妥当性確認テスト
意味・解説
ソフトウェア開発の検証工程におけるテストの種類。
「正しいものを作ったか(Are we building the right product?)」を確認するプロセス。仕様書通りに動くかを確認する「検証(Verification)」に対し、妥当性確認は「そもそもその仕様でユーザーの課題が解決されるか」というビジネス視点での適合性を問う。
くわしく
システムが意図された利用目的や環境において、ユーザーの真のニーズを満たしているかを評価する活動である。
1.ニーズとの照合:単に機能一覧を満たすだけでなく、その機能を使うことで業務の効率化や売上向上といった本来の目的が達成できるかを判断する。

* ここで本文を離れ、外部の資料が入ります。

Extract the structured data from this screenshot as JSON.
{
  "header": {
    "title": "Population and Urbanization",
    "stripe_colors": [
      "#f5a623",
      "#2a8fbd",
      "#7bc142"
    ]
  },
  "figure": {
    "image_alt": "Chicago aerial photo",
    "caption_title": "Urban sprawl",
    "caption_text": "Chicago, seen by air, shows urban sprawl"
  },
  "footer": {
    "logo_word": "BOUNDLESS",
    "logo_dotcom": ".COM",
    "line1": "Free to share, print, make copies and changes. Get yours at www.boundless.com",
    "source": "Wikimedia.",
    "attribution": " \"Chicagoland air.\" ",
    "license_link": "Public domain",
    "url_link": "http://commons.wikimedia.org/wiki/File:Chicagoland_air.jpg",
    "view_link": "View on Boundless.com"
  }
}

2.実際の運用環境での評価:開発環境ではなく、エンドユーザーが実際に使用する現場に近い状況でテストを行い、使い勝手や有効性を確認する。
3.ステークホルダーのフィードバック:完成品をユーザーに見せ、「本当に欲しかったのはこれだ」という同意を得る。
なぜ重要か:仕様書が間違っていた場合、いくらバグのないソフトを作っても(検証を通っても)、ユーザーの役には立たない。妥当性確認を行うことで、開発の根本的な方向性の誤りを修正できる。
例文
妥当性確認テストを通じて、当初の設計では高齢のユーザーにとって操作が複雑すぎることが判明し、画面構成をシンプルに修正した。